The film tells the story of a white writer drawn into the life and teachings of a Lakota elder named Dan. For Nerburn, the book wasn’t a literary project — it was an extension of the years he spent working on the Red Lake Reservation in northern Minnesota.
“I didn’t come to it as an author,” Nerburn said. “I came to it as a teacher. I taught on the Red Lake reservation for three years during an oral history project, which is what really resulted in the book Neither Wolf Nor Dog being done.”
The film adaptation was directed by Steven Simpson, who made the film with a skeleton crew.
“He had just one camera. He was the only cameraman, and he had a soundman with him. ... It was a shoestring operation, and I thought he did a wonderful job,” Nerburn said.
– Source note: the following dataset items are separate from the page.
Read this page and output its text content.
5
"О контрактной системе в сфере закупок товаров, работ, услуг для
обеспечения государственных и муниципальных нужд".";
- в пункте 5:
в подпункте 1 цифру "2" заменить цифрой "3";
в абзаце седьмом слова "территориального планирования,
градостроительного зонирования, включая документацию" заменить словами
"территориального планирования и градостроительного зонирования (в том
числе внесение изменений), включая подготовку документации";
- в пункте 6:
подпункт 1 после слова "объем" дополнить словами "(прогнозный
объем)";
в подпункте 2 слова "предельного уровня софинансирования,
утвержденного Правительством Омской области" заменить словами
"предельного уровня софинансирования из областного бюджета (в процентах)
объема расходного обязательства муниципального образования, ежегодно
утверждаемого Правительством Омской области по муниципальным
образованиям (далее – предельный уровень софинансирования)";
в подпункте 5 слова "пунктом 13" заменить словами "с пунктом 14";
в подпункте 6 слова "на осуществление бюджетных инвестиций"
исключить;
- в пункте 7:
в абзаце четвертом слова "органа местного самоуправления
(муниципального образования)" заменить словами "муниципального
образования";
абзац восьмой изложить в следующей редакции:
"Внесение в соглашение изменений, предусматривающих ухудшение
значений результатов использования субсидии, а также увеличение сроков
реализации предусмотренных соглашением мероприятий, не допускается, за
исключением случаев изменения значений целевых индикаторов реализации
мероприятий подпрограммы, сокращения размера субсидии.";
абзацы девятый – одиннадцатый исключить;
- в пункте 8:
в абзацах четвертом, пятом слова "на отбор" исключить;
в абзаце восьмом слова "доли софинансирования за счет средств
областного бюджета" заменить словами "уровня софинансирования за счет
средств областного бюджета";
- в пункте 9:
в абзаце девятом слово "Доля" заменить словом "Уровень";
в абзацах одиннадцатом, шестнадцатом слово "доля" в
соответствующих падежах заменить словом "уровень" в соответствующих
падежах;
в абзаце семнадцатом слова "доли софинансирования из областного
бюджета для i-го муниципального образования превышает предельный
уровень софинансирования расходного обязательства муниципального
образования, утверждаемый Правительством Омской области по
At the heart of the film is Dave Bald Eagle, the Lakota elder who played Dan.
“He was a Lakota speaker before he was an English speaker, so his whole cognitive orientation, his whole way of understanding the world, was through a Lakota mindset. And that comes through in his characterization, in his way of presenting his answers, his facial expressions.”
Nerburn took care to avoid turning the story into a tale of a white man’s transformation, something he feared would fall into the “white savior” trope.
“The thing I was most afraid of was the ‘white man gains wisdom from the Indian’ ... a story about a white man becoming a wise man because of his dealings with the Native people.”
For Nerburn, both the book and the film are an invitation to reflect on stories that are too often ignored.
“The Native experience has essentially been expunged from our historical narrative,” Nerburn said. “We have built an American mythology and American historical story that has not listened to their point of view.”